Я закрыла лицо руками и заплакала. Позволяя эмоциям течь по моему лицу, а страхам сорваться с моих губ.
У меня не было причин чувствовать себя здесь такой одинокой. Я была дома. Мой папа был в десяти минутах езды. Елена тоже. Но эта ванная казалась черной дырой. Только я и мой ребенок. Только я и глубоко сидящий в душе страх, что я потерплю неудачу. Что подведу этого ребенка.
Как я сделаю это? Как я собираюсь стать хорошей мамой? Тобиас не верил в меня. Черт, я не верила в себя.
Я плакала так сильно, что не услышала, как открылась дверь.
Только что я лежала на прохладном кафеле, а в следующее мгновение прижалась к груди Тобиаса, когда он заключил меня в объятия.
— Дыши, малышка.
Я кивнула, зайдя слишком далеко, чтобы остановиться. Но вместо того, чтобы плакать в свои руки, я зарыдала ему в плечо, когда он отнес меня на кровать и усадил к себе на колени.
— Я ненавижу это.
— Все наладится. Утренняя тошнота не длится вечно.
— Дело не в этом. По крайней мере, я так не думаю. — Я отстранилась, вытирая лицо насухо и шмыгая носом сквозь последние слезы.
Вот только, эта тошнота исходила из моего сердца. Масштаб того, с чем мы столкнулись, разрывал меня на части.
Стресс меня не беспокоил. Черт возьми, я преуспевала в нем. Я сделала карьеру, преуспевая в нем.
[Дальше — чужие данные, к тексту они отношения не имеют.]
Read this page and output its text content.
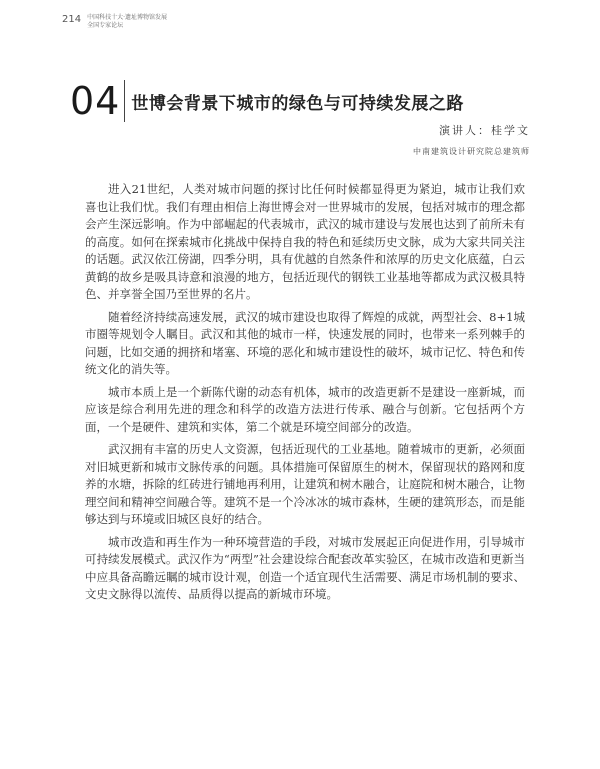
214 中国科技十大·遗址博物馆发展
全国专家论坛
04 世博会背景下城市的绿色与可持续发展之路
演讲人：桂学文
中南建筑设计研究院总建筑师

进入21世纪，人类对城市问题的探讨比任何时候都显得更为紧迫，城市让我们欢喜也让我们忧。我们有理由相信上海世博会对一世界城市的发展，包括对城市的理念都会产生深远影响。作为中部崛起的代表城市，武汉的城市建设与发展也达到了前所未有的高度。如何在探索城市化挑战中保持自我的特色和延续历史文脉，成为大家共同关注的话题。武汉依江傍湖，四季分明，具有优越的自然条件和浓厚的历史文化底蕴，白云黄鹤的故乡是吸具诗意和浪漫的地方，包括近现代的钢铁工业基地等都成为武汉极具特色、并享誉全国乃至世界的名片。

随着经济持续高速发展，武汉的城市建设也取得了辉煌的成就，两型社会、8+1城市圈等规划令人瞩目。武汉和其他的城市一样，快速发展的同时，也带来一系列棘手的问题，比如交通的拥挤和堵塞、环境的恶化和城市建设性的破坏，城市记忆、特色和传统文化的消失等。

城市本质上是一个新陈代谢的动态有机体，城市的改造更新不是建设一座新城，而应该是综合利用先进的理念和科学的改造方法进行传承、融合与创新。它包括两个方面，一个是硬件、建筑和实体，第二个就是环境空间部分的改造。

武汉拥有丰富的历史人文资源，包括近现代的工业基地。随着城市的更新，必须面对旧城更新和城市文脉传承的问题。具体措施可保留原生的树木，保留现状的路网和度养的水塘，拆除的红砖进行铺地再利用，让建筑和树木融合，让庭院和树木融合，让物理空间和精神空间融合等。建筑不是一个冷冰冰的城市森林，生硬的建筑形态，而是能够达到与环境或旧城区良好的结合。

城市改造和再生作为一种环境营造的手段，对城市发展起正向促进作用，引导城市可持续发展模式。武汉作为“两型”社会建设综合配套改革实验区，在城市改造和更新当中应具备高瞻远瞩的城市设计观，创造一个适宜现代生活需要、满足市场机制的要求、文史文脉得以流传、品质得以提高的新城市环境。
Но тревога… Боже, тревога была парализующей.
— Я не знаю. — Я слезла с его колен и устроилась между его раздвинутых ног, прижимая колени к груди.
Он заправил прядь моих волос за ухо.
— Когда мы были моложе, я думаю, мы считали само собой разумеющимся, насколько хорошо знаем друг друга.
— Что ты имеешь в виду?
— Я имею в виду то, что нам не нужно было разговаривать. Ты могла посмотреть на меня и в большинстве случаев точно знать, о чем я думаю или что чувствую. Это всегда было… легко.
— Мне нравилось это в нас. — Я слегка улыбнулась ему. Тобиас был единственным человеком, который всегда все упрощал.
— Да, мне тоже. Но это означало, что мы не ссорились.
— Ты хочешь ссориться? Ладно, я думаю, цвет краски, который ты выбрал для этой комнаты, слишком серый. Это скучно.
Он усмехнулся.
— Ты действительно хочешь поссориться из-за цвета краски?
— Это ты только что попросил меня поссориться с тобой.
— Женщина. — Он покачал головой с усмешкой на губах. — Я к тому, что… Я думаю, мы привыкли к тому, что все хорошо. Я думаю, мы были счастливы. И поэтому, не делали ничего, что могло бы все испортить. Например, не разговаривали друг с другом. Или не позволяли всему идти наперекосяк.
Я вздохнула.
— Я должна была сказать тебе, что хочу переехать.
— Да, тебе следовало это сделать. — В его голосе была резкость, тон, который пробирал до костей. Каждая клеточка моего тела напряглась.
Это было именно то чувство, которое я испытывала в те редкие моменты, когда мы ссорились. От этого мне снова хотелось блевать. Вау. Как я раньше этого не поняла? Он был прав. Чертовски прав.
Я ненавидела, когда Тобиас злился на меня. Ненавидела. Поэтому делала все, что было в моих силах, чтобы избегать ссор, включая сокрытие своих мечтаний.
Сокрытие продолжалось так долго. И, в конце концов, правда, наконец, вышла на свет.
— Не надо меня ненавидеть, — прошептала я, встретившись с ним взглядом. — Я этого не переживу.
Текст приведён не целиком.